En un entorno laboral transformado por la automatización y la Inteligencia Artificial (IA), las trabajadoras chilenas están tomando decisiones estratégicas cruciales. En la actualidad, la capacitación ha pasado de ser una ventaja opcional a convertirse en una necesidad esencial para la supervivencia y el avance profesional. Este ajuste en la forma de pensar es fundamental en un escenario donde las desigualdades de género siguen presentes en roles de liderazgo y en sectores tecnológicos.
La Inteligencia Artificial ha pasado de ser una expectativa para el mañana a convertirse en un elemento clave y estratégico en el funcionamiento de las empresas. En Chile, las mujeres han percibido este cambio con rapidez: el 41% de las profesionales afirma que la IA es actualmente su enfoque principal de formación, debido a su influencia directa en la productividad, las decisiones que se toman y la oportunidad de ocupar puestos de mayor valor estratégico.
Además de la tecnología, un concepto fundamental que emerge con fuerza en el mercado laboral 2026 es la learnability, entendida como la capacidad de aprender, desaprender y volver a aprender constantemente.
El estudio Workmonitor de Randstad 2026 indica que las áreas en las que las mujeres quieren capacitarse son las siguientes:
- Inteligencia Artificial (IA): 41%.
- Conocimientos TI y automatización: 32%.
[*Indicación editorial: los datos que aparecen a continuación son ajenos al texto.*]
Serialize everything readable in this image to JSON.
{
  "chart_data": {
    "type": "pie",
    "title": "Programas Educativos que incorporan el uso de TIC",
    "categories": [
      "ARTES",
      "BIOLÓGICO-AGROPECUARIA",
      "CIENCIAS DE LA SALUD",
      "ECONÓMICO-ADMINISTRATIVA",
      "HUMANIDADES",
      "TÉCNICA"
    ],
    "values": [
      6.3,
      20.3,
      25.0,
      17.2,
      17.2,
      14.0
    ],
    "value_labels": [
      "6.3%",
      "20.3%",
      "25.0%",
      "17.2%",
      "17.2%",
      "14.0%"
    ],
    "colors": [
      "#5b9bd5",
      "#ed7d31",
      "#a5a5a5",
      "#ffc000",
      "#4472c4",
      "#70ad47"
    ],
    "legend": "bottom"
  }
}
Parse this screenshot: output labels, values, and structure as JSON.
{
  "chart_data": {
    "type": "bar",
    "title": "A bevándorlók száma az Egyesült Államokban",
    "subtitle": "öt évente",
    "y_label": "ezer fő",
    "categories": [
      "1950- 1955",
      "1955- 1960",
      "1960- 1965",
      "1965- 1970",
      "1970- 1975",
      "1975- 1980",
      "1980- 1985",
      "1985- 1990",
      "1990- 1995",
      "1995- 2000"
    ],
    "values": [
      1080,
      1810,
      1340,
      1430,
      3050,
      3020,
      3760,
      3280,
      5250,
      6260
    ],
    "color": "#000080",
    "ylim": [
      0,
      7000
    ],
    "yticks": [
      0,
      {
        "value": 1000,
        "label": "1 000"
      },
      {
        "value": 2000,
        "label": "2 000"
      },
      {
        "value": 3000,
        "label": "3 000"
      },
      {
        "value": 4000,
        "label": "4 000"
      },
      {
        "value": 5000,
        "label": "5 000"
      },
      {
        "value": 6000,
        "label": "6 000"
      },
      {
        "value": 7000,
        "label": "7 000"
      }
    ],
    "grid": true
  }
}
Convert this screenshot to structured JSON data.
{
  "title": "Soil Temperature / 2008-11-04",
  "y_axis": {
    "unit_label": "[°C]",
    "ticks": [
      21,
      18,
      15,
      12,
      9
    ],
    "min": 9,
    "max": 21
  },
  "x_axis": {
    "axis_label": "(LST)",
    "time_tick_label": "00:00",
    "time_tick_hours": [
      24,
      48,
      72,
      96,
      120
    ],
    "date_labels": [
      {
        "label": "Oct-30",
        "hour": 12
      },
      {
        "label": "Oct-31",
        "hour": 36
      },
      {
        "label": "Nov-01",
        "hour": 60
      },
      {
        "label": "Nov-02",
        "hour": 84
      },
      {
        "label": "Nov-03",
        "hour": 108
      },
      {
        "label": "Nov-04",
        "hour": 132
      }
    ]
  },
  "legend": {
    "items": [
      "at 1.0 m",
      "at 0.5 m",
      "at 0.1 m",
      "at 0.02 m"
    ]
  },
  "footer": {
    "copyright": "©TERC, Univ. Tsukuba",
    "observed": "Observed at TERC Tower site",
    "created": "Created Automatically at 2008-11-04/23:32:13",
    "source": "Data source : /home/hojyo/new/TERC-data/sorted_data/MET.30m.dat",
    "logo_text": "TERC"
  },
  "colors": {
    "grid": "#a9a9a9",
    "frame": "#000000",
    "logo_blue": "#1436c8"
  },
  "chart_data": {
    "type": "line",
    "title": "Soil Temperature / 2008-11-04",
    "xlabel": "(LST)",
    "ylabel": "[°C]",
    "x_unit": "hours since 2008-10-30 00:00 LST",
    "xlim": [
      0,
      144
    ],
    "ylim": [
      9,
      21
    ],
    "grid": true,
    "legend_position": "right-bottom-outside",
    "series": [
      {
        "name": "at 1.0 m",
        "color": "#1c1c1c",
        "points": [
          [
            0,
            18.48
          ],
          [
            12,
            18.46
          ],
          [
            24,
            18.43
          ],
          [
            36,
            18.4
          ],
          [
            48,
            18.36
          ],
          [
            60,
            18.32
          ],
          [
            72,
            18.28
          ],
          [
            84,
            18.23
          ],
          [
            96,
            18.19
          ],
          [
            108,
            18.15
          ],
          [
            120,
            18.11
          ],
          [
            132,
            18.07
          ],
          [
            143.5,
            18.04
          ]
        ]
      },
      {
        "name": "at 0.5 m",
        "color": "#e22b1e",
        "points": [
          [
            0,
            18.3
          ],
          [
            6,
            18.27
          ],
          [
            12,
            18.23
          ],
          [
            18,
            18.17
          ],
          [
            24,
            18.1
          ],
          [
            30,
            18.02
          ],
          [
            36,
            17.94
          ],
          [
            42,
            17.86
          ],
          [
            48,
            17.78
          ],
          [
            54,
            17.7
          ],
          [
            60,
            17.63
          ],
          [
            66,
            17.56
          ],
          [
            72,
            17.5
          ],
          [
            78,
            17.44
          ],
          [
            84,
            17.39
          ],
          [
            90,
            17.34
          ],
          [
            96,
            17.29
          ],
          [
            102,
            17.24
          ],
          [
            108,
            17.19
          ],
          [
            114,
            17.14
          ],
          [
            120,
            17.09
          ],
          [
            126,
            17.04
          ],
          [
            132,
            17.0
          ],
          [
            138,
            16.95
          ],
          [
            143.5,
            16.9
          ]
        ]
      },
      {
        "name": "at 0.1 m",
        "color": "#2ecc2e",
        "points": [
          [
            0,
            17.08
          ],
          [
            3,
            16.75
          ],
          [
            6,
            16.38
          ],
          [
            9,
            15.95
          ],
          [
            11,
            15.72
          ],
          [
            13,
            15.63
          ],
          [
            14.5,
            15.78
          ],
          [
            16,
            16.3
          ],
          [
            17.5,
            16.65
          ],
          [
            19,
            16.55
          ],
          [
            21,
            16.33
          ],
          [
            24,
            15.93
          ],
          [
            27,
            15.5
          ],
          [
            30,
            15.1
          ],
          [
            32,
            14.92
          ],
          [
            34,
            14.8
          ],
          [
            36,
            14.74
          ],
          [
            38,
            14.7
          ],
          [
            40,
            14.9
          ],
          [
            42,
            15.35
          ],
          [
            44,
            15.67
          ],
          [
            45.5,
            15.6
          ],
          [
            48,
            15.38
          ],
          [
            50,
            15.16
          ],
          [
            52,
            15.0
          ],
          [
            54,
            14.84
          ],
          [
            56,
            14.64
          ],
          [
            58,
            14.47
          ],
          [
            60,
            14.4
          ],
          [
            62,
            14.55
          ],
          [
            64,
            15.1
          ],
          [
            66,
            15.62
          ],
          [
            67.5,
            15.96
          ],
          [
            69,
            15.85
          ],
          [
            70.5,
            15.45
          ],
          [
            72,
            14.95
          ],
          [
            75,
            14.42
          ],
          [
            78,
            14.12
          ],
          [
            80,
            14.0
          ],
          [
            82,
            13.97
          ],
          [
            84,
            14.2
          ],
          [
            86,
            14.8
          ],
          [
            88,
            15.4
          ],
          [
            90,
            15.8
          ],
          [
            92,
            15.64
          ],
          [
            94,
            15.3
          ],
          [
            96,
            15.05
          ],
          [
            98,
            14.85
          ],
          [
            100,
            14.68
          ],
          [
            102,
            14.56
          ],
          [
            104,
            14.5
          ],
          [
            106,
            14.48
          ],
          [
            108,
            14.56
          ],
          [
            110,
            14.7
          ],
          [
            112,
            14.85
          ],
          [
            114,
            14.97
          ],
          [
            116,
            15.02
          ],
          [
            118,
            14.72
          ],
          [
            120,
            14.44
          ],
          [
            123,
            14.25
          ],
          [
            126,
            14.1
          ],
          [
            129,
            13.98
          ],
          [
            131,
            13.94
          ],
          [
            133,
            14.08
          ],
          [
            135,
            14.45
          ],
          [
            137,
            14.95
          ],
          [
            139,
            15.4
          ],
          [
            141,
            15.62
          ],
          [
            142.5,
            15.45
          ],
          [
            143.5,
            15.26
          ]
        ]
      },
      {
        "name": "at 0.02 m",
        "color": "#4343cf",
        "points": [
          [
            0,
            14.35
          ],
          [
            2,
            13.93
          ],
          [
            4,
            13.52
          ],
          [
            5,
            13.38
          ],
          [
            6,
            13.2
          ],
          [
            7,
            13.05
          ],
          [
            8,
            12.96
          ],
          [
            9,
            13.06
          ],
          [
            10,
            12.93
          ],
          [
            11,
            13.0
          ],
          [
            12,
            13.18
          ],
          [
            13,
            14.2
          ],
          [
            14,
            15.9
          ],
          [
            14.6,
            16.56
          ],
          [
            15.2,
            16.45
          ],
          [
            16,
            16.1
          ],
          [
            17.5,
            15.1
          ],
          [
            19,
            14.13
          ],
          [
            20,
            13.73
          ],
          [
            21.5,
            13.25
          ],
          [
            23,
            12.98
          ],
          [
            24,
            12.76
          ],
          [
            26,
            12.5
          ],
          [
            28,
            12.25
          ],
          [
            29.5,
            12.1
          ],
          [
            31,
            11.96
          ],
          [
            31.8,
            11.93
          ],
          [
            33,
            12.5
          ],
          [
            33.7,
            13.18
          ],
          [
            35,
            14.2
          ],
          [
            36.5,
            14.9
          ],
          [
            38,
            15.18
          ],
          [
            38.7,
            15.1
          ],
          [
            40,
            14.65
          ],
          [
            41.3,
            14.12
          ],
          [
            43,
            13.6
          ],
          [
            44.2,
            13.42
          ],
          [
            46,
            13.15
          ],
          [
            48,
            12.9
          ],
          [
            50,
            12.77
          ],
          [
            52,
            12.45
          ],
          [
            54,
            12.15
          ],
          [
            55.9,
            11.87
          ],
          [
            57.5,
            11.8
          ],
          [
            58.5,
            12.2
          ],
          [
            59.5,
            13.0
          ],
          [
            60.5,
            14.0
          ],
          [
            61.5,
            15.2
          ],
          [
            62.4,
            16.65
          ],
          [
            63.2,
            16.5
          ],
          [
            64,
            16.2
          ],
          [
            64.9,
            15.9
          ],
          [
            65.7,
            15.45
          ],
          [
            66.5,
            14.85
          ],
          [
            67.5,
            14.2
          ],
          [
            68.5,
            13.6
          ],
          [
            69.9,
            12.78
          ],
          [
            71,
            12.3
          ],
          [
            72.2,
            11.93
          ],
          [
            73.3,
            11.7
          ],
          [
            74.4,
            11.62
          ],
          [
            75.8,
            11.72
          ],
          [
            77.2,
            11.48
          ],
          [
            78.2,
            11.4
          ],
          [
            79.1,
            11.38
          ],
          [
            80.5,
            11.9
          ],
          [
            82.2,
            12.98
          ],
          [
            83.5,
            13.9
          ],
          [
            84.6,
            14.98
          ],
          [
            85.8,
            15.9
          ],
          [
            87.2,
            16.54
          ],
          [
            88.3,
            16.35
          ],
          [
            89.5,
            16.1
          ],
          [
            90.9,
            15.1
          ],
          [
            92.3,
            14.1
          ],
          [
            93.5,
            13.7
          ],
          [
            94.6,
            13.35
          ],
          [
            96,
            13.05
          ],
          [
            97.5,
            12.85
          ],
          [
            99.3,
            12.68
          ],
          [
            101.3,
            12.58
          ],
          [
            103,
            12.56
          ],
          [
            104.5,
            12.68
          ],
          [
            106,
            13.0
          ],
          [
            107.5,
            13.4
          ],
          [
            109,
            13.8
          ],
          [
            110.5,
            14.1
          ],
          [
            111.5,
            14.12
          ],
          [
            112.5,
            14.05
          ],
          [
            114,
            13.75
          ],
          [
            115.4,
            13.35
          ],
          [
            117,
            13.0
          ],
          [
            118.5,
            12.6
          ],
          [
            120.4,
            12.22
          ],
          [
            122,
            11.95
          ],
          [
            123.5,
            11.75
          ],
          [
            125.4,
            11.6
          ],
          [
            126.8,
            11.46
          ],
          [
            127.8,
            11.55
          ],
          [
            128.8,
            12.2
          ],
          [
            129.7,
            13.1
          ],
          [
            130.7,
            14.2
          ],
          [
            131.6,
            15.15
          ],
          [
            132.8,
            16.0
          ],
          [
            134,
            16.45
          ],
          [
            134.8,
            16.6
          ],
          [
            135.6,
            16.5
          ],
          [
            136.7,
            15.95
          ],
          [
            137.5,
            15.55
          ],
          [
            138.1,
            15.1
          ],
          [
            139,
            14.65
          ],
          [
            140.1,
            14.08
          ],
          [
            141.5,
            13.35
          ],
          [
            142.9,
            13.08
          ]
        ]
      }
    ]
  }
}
- Habilidades de gestión y liderazgo: 27%.
- Privacidad de datos y ciberseguridad: 21%.
Este nuevo esquema de aprendizaje muestra una transformación significativa: la formación ya no se asocia únicamente con el avance vertical, sino con la capacidad de empleo duradera en un contexto en constante evolución.
“Hoy, el éxito en Chile no se mide por la antigüedad en un cargo, sino por la agilidad de aprendizaje. El hecho de que casi la mitad de las profesionales sitúe a la IA como su prioridad número uno nos indica que las mujeres están liderando la transición hacia un modelo de trabajo más híbrido y estratégico. No están simplemente reaccionando al cambio; están diseñando proactivamente un perfil profesional donde la tecnología y la gestión humana convergen para acelerar el fin del techo de cristal”, afirma Natalia Zúñiga, Directora de Marketing & Comunicaciones en Randstad Chile.
Si bien existe un gran interés por aprender, el estudio evidencia una brecha que interpela directamente a las empresas. Sólo el 27% de las mujeres dice recibir capacitación adecuada por parte de su empleador en áreas clave como Inteligencia Artificial, automatización y nuevas tecnologías, cifra que contrasta con el 35% de sus pares masculinos.
Ante esta situación, la respuesta de las mujeres profesionales ha sido evidente y firme: el 56% de ellas está invirtiendo y organizando su propia formación, lo que Randstad llama “autodidactismo estratégico”. Esta tendencia no solo muestra una iniciativa personal, sino que también representa una reacción estructural ante la carencia de apoyo por parte de las empresas.
Este deseo de capacitarse busca cumplir con dos metas. En primer lugar, prevenir la pérdida de empleo en un entorno caracterizado por la rápida automatización. En segundo lugar, superar el techo de cristal, logrando posiciones de liderazgo mediante el dominio técnico de las herramientas que actualmente impulsan la economía mundial.
Los hallazgos presentan un reto inmediato para las organizaciones: ajustar sus enfoques de capacitación y crecimiento a la rapidez, aspiraciones y demandas del talento femenino, que progresa a un ritmo superior al de muchos programas internos.
“Las profesionales chilenas ya no están esperando que el futuro del trabajo se diseñe para ellas. Lo están liderando. A través de una formación autónoma, una mentalidad de aprendizaje continuo y una apuesta decidida por la tecnología, están redefiniendo las reglas del mercado laboral en 2026”, finaliza Natalia Zúñiga.